Every drone bombing, every new military incursion into far away countries, every phone tapped and email snooped, every poor soul deprived of due process – either killed or indefinitely detained, every new measure of secrecy, all of it is justified by the spirit of the AUMF, if not its actual stipulations. All of it occurs against the backdrop of the wartime powers usurped by the government in seemingly endless parameters to combat a threat that pales in comparison to those faced in US wars of the 20th century.
Incidentally, a repeal of the AUMF has been proposed in Congress – by the one member of that branch who dared vote against it, Rep. Barbara Lee (D-CA). It has five cosponsors, and barely any support. The reason is that more power is a bipartisan aspiration, even if those currently out of power temporarily say otherwise.
As the Times article on the Awlaki killing says, the effort of Barron and Lederman to find legal justification for Obama’s Executive overreach played out in the shadows “of how some of their predecessors under President George W. Bush had become defined by their once-secret memos asserting a nearly unlimited view of executive authority, like that a president’s wartime powers allowed him to defy Congressional statutes limiting torture and surveillance.”
Indeed, Mr. Barron and Mr.

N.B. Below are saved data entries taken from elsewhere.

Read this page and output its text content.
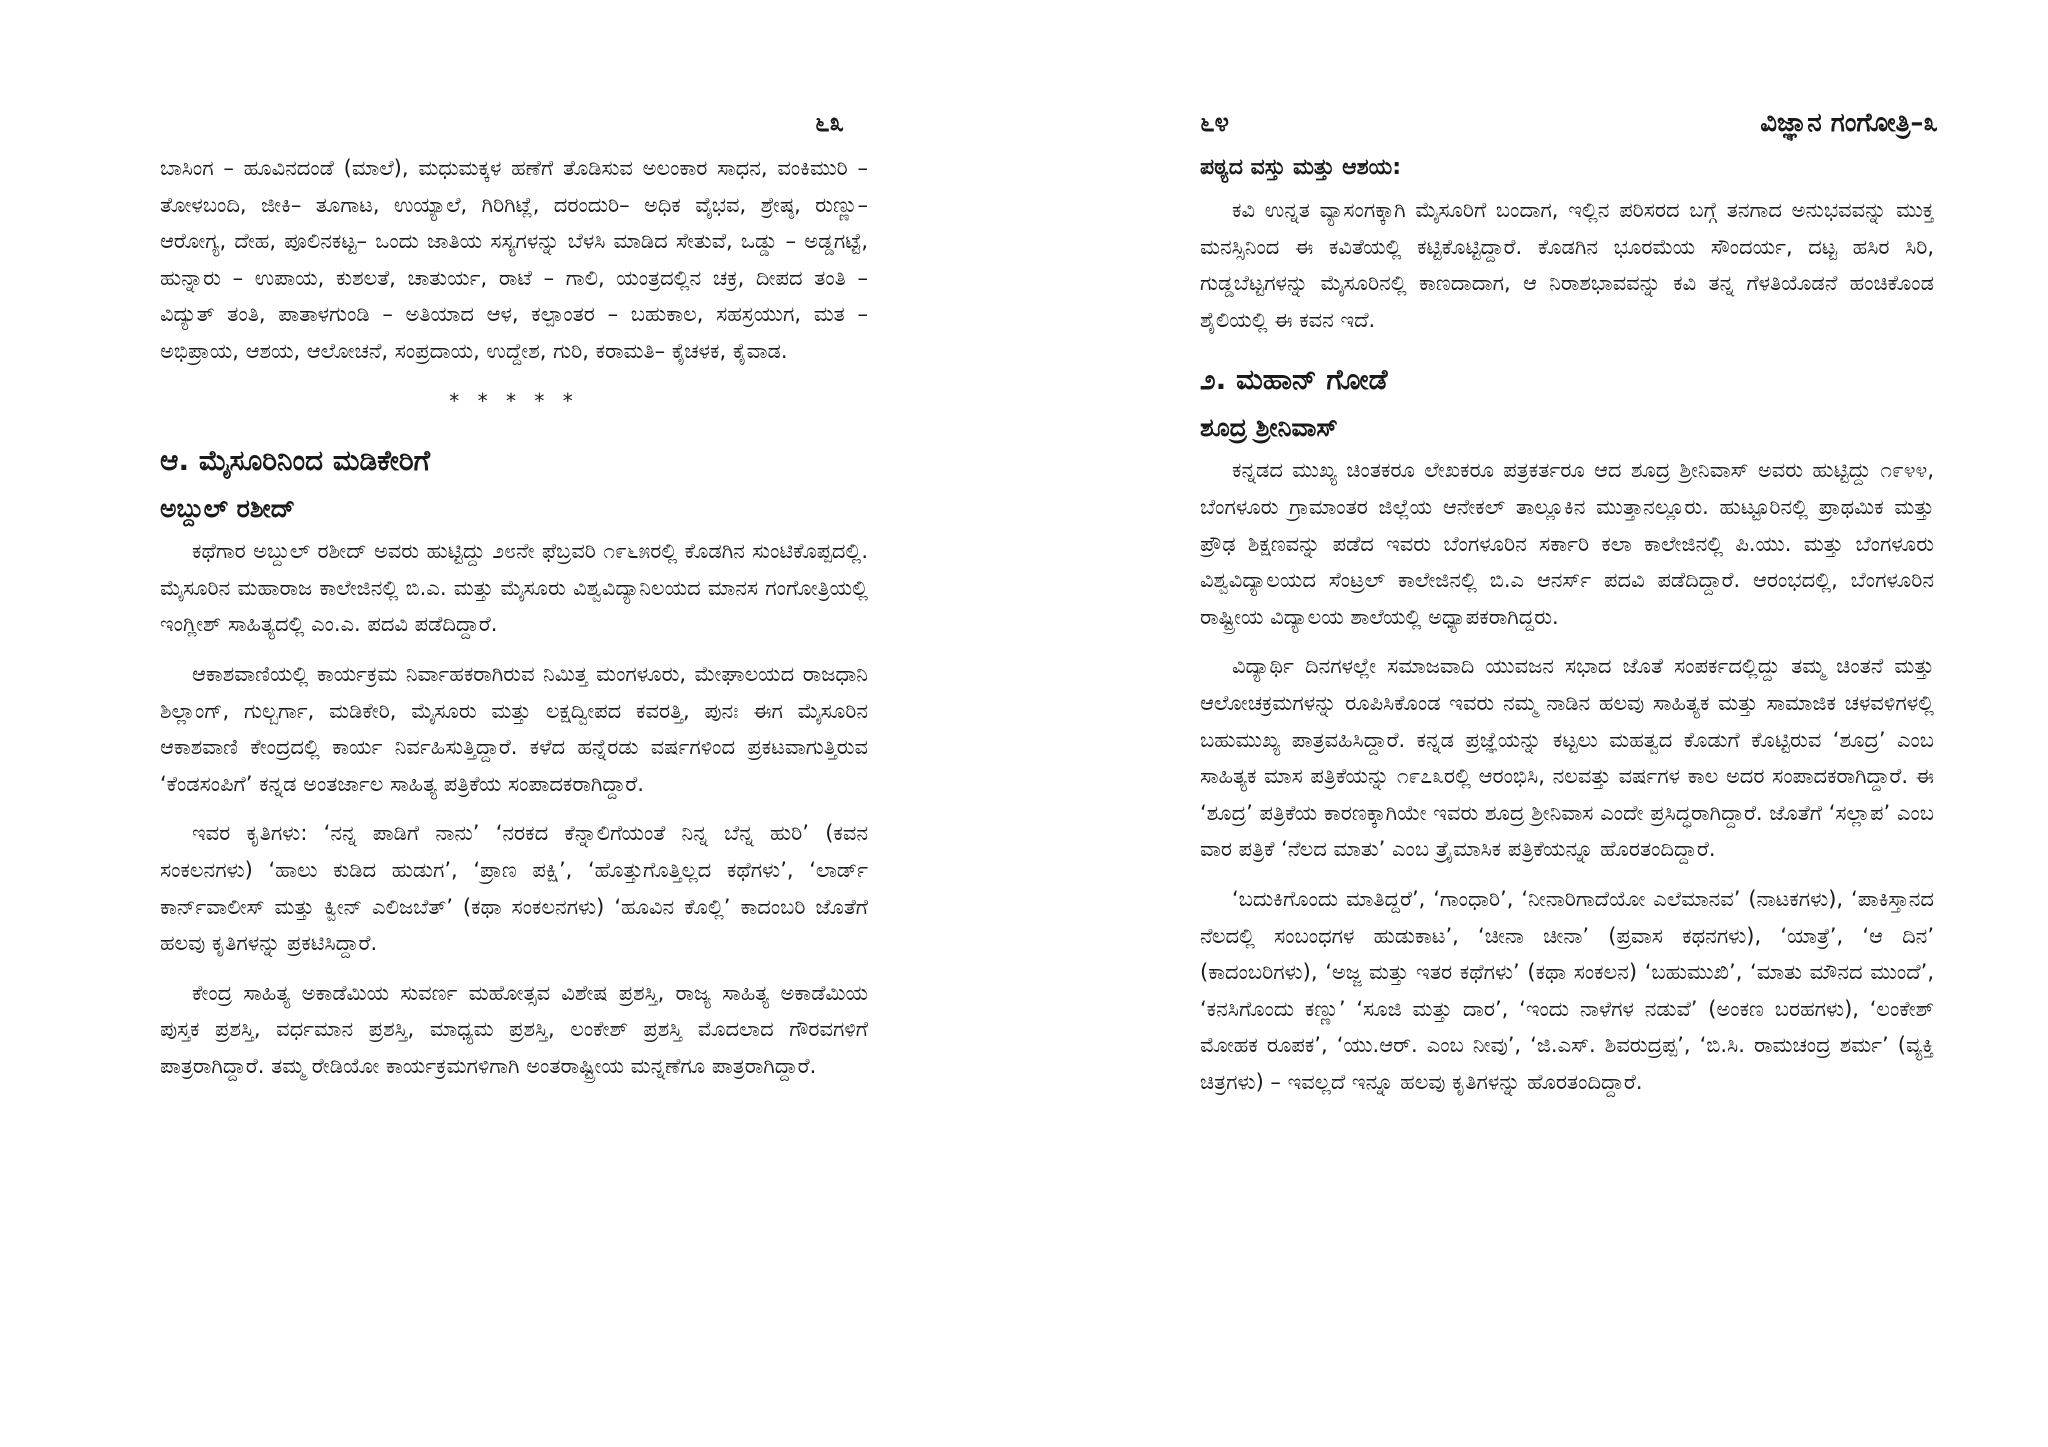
೬೩

ಬಾಸಿಂಗ – ಹೂವಿನದಂಡೆ (ಮಾಲೆ), ಮಧುಮಕ್ಕಳ ಹಣೆಗೆ ತೊಡಿಸುವ ಅಲಂಕಾರ ಸಾಧನ, ವಂಕಿಮುರಿ – ತೋಳಬಂದಿ, ಜೀಕಿ– ತೂಗಾಟ, ಉಯ್ಯಾಲೆ, ಗಿರಿಗಿಟ್ಲೆ, ದರಂದುರಿ– ಅಧಿಕ ವೈಭವ, ಶ್ರೇಷ್ಠ, ರುಣ್ಣು– ಆರೋಗ್ಯ, ದೇಹ, ಪೂಲಿನಕಟ್ಟ– ಒಂದು ಜಾತಿಯ ಸಸ್ಯಗಳನ್ನು ಬೆಳಸಿ ಮಾಡಿದ ಸೇತುವೆ, ಒಡ್ಡು – ಅಡ್ಡಗಟ್ಟೆ, ಹುನ್ನಾರು – ಉಪಾಯ, ಕುಶಲತೆ, ಚಾತುರ್ಯ, ರಾಟೆ – ಗಾಲಿ, ಯಂತ್ರದಲ್ಲಿನ ಚಕ್ರ, ದೀಪದ ತಂತಿ – ವಿದ್ಯುತ್ ತಂತಿ, ಪಾತಾಳಗುಂಡಿ – ಅತಿಯಾದ ಆಳ, ಕಲ್ಪಾಂತರ – ಬಹುಕಾಲ, ಸಹಸ್ರಯುಗ, ಮತ – ಅಭಿಪ್ರಾಯ, ಆಶಯ, ಆಲೋಚನೆ, ಸಂಪ್ರದಾಯ, ಉದ್ದೇಶ, ಗುರಿ, ಕರಾಮತಿ– ಕೈಚಳಕ, ಕೈವಾಡ.

* * * * *
ಆ. ಮೈಸೂರಿನಿಂದ ಮಡಿಕೇರಿಗೆ
ಅಬ್ದುಲ್ ರಶೀದ್

ಕಥೆಗಾರ ಅಬ್ದುಲ್ ರಶೀದ್ ಅವರು ಹುಟ್ಟಿದ್ದು ೨೮ನೇ ಫೆಬ್ರವರಿ ೧೯೬೫ರಲ್ಲಿ ಕೊಡಗಿನ ಸುಂಟಿಕೊಪ್ಪದಲ್ಲಿ. ಮೈಸೂರಿನ ಮಹಾರಾಜ ಕಾಲೇಜಿನಲ್ಲಿ ಬಿ.ಎ. ಮತ್ತು ಮೈಸೂರು ವಿಶ್ವವಿದ್ಯಾನಿಲಯದ ಮಾನಸ ಗಂಗೋತ್ರಿಯಲ್ಲಿ ಇಂಗ್ಲೀಶ್ ಸಾಹಿತ್ಯದಲ್ಲಿ ಎಂ.ಎ. ಪದವಿ ಪಡೆದಿದ್ದಾರೆ.

ಆಕಾಶವಾಣಿಯಲ್ಲಿ ಕಾರ್ಯಕ್ರಮ ನಿರ್ವಾಹಕರಾಗಿರುವ ನಿಮಿತ್ತ ಮಂಗಳೂರು, ಮೇಘಾಲಯದ ರಾಜಧಾನಿ ಶಿಲ್ಲಾಂಗ್, ಗುಲ್ಬರ್ಗಾ, ಮಡಿಕೇರಿ, ಮೈಸೂರು ಮತ್ತು ಲಕ್ಷದ್ವೀಪದ ಕವರತ್ತಿ, ಪುನಃ ಈಗ ಮೈಸೂರಿನ ಆಕಾಶವಾಣಿ ಕೇಂದ್ರದಲ್ಲಿ ಕಾರ್ಯ ನಿರ್ವಹಿಸುತ್ತಿದ್ದಾರೆ. ಕಳೆದ ಹನ್ನೆರಡು ವರ್ಷಗಳಿಂದ ಪ್ರಕಟವಾಗುತ್ತಿರುವ ‘ಕೆಂಡಸಂಪಿಗೆ’ ಕನ್ನಡ ಅಂತರ್ಜಾಲ ಸಾಹಿತ್ಯ ಪತ್ರಿಕೆಯ ಸಂಪಾದಕರಾಗಿದ್ದಾರೆ.

ಇವರ ಕೃತಿಗಳು: ‘ನನ್ನ ಪಾಡಿಗೆ ನಾನು’ ‘ನರಕದ ಕೆನ್ನಾಲಿಗೆಯಂತೆ ನಿನ್ನ ಬೆನ್ನ ಹುರಿ’ (ಕವನ ಸಂಕಲನಗಳು) ‘ಹಾಲು ಕುಡಿದ ಹುಡುಗ’, ‘ಪ್ರಾಣ ಪಕ್ಷಿ’, ‘ಹೊತ್ತುಗೊತ್ತಿಲ್ಲದ ಕಥೆಗಳು’, ‘ಲಾರ್ಡ್ ಕಾರ್ನ್‌ವಾಲೀಸ್ ಮತ್ತು ಕ್ವೀನ್ ಎಲಿಜಬೆತ್’ (ಕಥಾ ಸಂಕಲನಗಳು) ‘ಹೂವಿನ ಕೊಲ್ಲಿ’ ಕಾದಂಬರಿ ಜೊತೆಗೆ ಹಲವು ಕೃತಿಗಳನ್ನು ಪ್ರಕಟಿಸಿದ್ದಾರೆ.

ಕೇಂದ್ರ ಸಾಹಿತ್ಯ ಅಕಾಡೆಮಿಯ ಸುವರ್ಣ ಮಹೋತ್ಸವ ವಿಶೇಷ ಪ್ರಶಸ್ತಿ, ರಾಜ್ಯ ಸಾಹಿತ್ಯ ಅಕಾಡೆಮಿಯ ಪುಸ್ತಕ ಪ್ರಶಸ್ತಿ, ವರ್ಧಮಾನ ಪ್ರಶಸ್ತಿ, ಮಾಧ್ಯಮ ಪ್ರಶಸ್ತಿ, ಲಂಕೇಶ್ ಪ್ರಶಸ್ತಿ ಮೊದಲಾದ ಗೌರವಗಳಿಗೆ ಪಾತ್ರರಾಗಿದ್ದಾರೆ. ತಮ್ಮ ರೇಡಿಯೋ ಕಾರ್ಯಕ್ರಮಗಳಿಗಾಗಿ ಅಂತರಾಷ್ಟ್ರೀಯ ಮನ್ನಣೆಗೂ ಪಾತ್ರರಾಗಿದ್ದಾರೆ.

೬೪	ವಿಜ್ಞಾನ ಗಂಗೋತ್ರಿ–೩
ಪಠ್ಯದ ವಸ್ತು ಮತ್ತು ಆಶಯ:

ಕವಿ ಉನ್ನತ ವ್ಯಾಸಂಗಕ್ಕಾಗಿ ಮೈಸೂರಿಗೆ ಬಂದಾಗ, ಇಲ್ಲಿನ ಪರಿಸರದ ಬಗ್ಗೆ ತನಗಾದ ಅನುಭವವನ್ನು ಮುಕ್ತ ಮನಸ್ಸಿನಿಂದ ಈ ಕವಿತೆಯಲ್ಲಿ ಕಟ್ಟಿಕೊಟ್ಟಿದ್ದಾರೆ. ಕೊಡಗಿನ ಭೂರಮೆಯ ಸೌಂದರ್ಯ, ದಟ್ಟ ಹಸಿರ ಸಿರಿ, ಗುಡ್ಡಬೆಟ್ಟಗಳನ್ನು ಮೈಸೂರಿನಲ್ಲಿ ಕಾಣದಾದಾಗ, ಆ ನಿರಾಶಭಾವವನ್ನು ಕವಿ ತನ್ನ ಗೆಳತಿಯೊಡನೆ ಹಂಚಿಕೊಂಡ ಶೈಲಿಯಲ್ಲಿ ಈ ಕವನ ಇದೆ.

೨. ಮಹಾನ್ ಗೋಡೆ
ಶೂದ್ರ ಶ್ರೀನಿವಾಸ್

ಕನ್ನಡದ ಮುಖ್ಯ ಚಿಂತಕರೂ ಲೇಖಕರೂ ಪತ್ರಕರ್ತರೂ ಆದ ಶೂದ್ರ ಶ್ರೀನಿವಾಸ್ ಅವರು ಹುಟ್ಟಿದ್ದು ೧೯೪೪, ಬೆಂಗಳೂರು ಗ್ರಾಮಾಂತರ ಜಿಲ್ಲೆಯ ಆನೇಕಲ್ ತಾಲ್ಲೂಕಿನ ಮುತ್ತಾನಲ್ಲೂರು. ಹುಟ್ಟೂರಿನಲ್ಲಿ ಪ್ರಾಥಮಿಕ ಮತ್ತು ಪ್ರೌಢ ಶಿಕ್ಷಣವನ್ನು ಪಡೆದ ಇವರು ಬೆಂಗಳೂರಿನ ಸರ್ಕಾರಿ ಕಲಾ ಕಾಲೇಜಿನಲ್ಲಿ ಪಿ.ಯು. ಮತ್ತು ಬೆಂಗಳೂರು ವಿಶ್ವವಿದ್ಯಾಲಯದ ಸೆಂಟ್ರಲ್ ಕಾಲೇಜಿನಲ್ಲಿ ಬಿ.ಎ ಆನರ್ಸ್ ಪದವಿ ಪಡೆದಿದ್ದಾರೆ. ಆರಂಭದಲ್ಲಿ, ಬೆಂಗಳೂರಿನ ರಾಷ್ಟ್ರೀಯ ವಿದ್ಯಾಲಯ ಶಾಲೆಯಲ್ಲಿ ಅಧ್ಯಾಪಕರಾಗಿದ್ದರು.

ವಿದ್ಯಾರ್ಥಿ ದಿನಗಳಲ್ಲೇ ಸಮಾಜವಾದಿ ಯುವಜನ ಸಭಾದ ಜೊತೆ ಸಂಪರ್ಕದಲ್ಲಿದ್ದು ತಮ್ಮ ಚಿಂತನೆ ಮತ್ತು ಆಲೋಚಕ್ರಮಗಳನ್ನು ರೂಪಿಸಿಕೊಂಡ ಇವರು ನಮ್ಮ ನಾಡಿನ ಹಲವು ಸಾಹಿತ್ಯಕ ಮತ್ತು ಸಾಮಾಜಿಕ ಚಳವಳಿಗಳಲ್ಲಿ ಬಹುಮುಖ್ಯ ಪಾತ್ರವಹಿಸಿದ್ದಾರೆ. ಕನ್ನಡ ಪ್ರಜ್ಞೆಯನ್ನು ಕಟ್ಟಲು ಮಹತ್ವದ ಕೊಡುಗೆ ಕೊಟ್ಟಿರುವ ‘ಶೂದ್ರ’ ಎಂಬ ಸಾಹಿತ್ಯಕ ಮಾಸ ಪತ್ರಿಕೆಯನ್ನು ೧೯೭೩ರಲ್ಲಿ ಆರಂಭಿಸಿ, ನಲವತ್ತು ವರ್ಷಗಳ ಕಾಲ ಅದರ ಸಂಪಾದಕರಾಗಿದ್ದಾರೆ. ಈ ‘ಶೂದ್ರ’ ಪತ್ರಿಕೆಯ ಕಾರಣಕ್ಕಾಗಿಯೇ ಇವರು ಶೂದ್ರ ಶ್ರೀನಿವಾಸ ಎಂದೇ ಪ್ರಸಿದ್ಧರಾಗಿದ್ದಾರೆ. ಜೊತೆಗೆ ‘ಸಲ್ಲಾಪ’ ಎಂಬ ವಾರ ಪತ್ರಿಕೆ ‘ನೆಲದ ಮಾತು’ ಎಂಬ ತ್ರೈಮಾಸಿಕ ಪತ್ರಿಕೆಯನ್ನೂ ಹೊರತಂದಿದ್ದಾರೆ.

‘ಬದುಕಿಗೊಂದು ಮಾತಿದ್ದರೆ’, ‘ಗಾಂಧಾರಿ’, ‘ನೀನಾರಿಗಾದೆಯೋ ಎಲೆಮಾನವ’ (ನಾಟಕಗಳು), ‘ಪಾಕಿಸ್ತಾನದ ನೆಲದಲ್ಲಿ ಸಂಬಂಧಗಳ ಹುಡುಕಾಟ’, ‘ಚೀನಾ ಚೀನಾ’ (ಪ್ರವಾಸ ಕಥನಗಳು), ‘ಯಾತ್ರೆ’, ‘ಆ ದಿನ’ (ಕಾದಂಬರಿಗಳು), ‘ಅಜ್ಜ ಮತ್ತು ಇತರ ಕಥೆಗಳು’ (ಕಥಾ ಸಂಕಲನ) ‘ಬಹುಮುಖಿ’, ‘ಮಾತು ಮೌನದ ಮುಂದೆ’, ‘ಕನಸಿಗೊಂದು ಕಣ್ಣು’ ‘ಸೂಜಿ ಮತ್ತು ದಾರ’, ‘ಇಂದು ನಾಳೆಗಳ ನಡುವೆ’ (ಅಂಕಣ ಬರಹಗಳು), ‘ಲಂಕೇಶ್ ಮೋಹಕ ರೂಪಕ’, ‘ಯು.ಆರ್. ಎಂಬ ನೀವು’, ‘ಜಿ.ಎಸ್. ಶಿವರುದ್ರಪ್ಪ’, ‘ಬಿ.ಸಿ. ರಾಮಚಂದ್ರ ಶರ್ಮ’ (ವ್ಯಕ್ತಿ ಚಿತ್ರಗಳು) – ಇವಲ್ಲದೆ ಇನ್ನೂ ಹಲವು ಕೃತಿಗಳನ್ನು ಹೊರತಂದಿದ್ದಾರೆ.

Lederman had produced a definitive denunciation of such reasoning, co-writing a book-length, two–part Harvard Law Review essay in 2008 concluding that the Bush team’s theory of presidential powers that could not be checked by Congress was “an even more radical attempt to remake the constitutional law of war powers than is often recognized.” Then a senator, Mr. Obama had called the Bush theory that a president could bypass a statute requiring warrants for surveillance “illegal and unconstitutional.”
Now, Mr. Barron and Mr. Lederman were being asked whether President Obama’s counterterrorism team could take its own extraordinary step, notwithstanding potential [legal] obstacles.
These extra-legal policies have become normalized in America, thanks in part to Obama’s embrace of his predecessor’s defiance of any constitutional restraints. And until the AUMF and the collective fear that breathes life into it are repealed, Washington will have usurped these powers indefinitely, for all posterity.
P.S. Notwithstanding the same-day publication of the Times‘ repeal-the-AUMF editorial, the article describing the effort to kill Alwaki is predictably deferential to the government line, bolstering the administration’s self-serving narrative and leaving out a lot of the questions of legality that experts have been screaming about for years. Here is the ACLU’s response to the article:
“In anonymous assertions to The New York Times, current and former Obama administration officials seek to justify the killings of three U.S. citizens even as the administration fights hard to prevent any transparency or accountability for those killings in court. This is the latest in a series of one-sided, selective disclosures that prevent meaningful public debate and legal or even political accountability for the government’s killing program, including its use against citizens.
“Government officials have made serious allegations against Anwar al-Aulaqi, but allegations are not evidence, and the whole point of the Constitution’s due process clause is that a court must distinguish between the two. If the government has evidence that Al-Aulaqi posed an imminent threat at the time it killed him, it should present that evidence to a court. Officials now also anonymously assert that Samir Khan’s killing was unintended and that the killing of 16-year-old Abdulrahman al-Aulaqi was a mistake, even though in court filings the Obama administration refuses to acknowledge any role in those killings. In court filings made just last week, the government in essence argued, wrongly, that it has the authority to kill these three Americans without ever having to justify its actions under the Constitution in any courtroom.”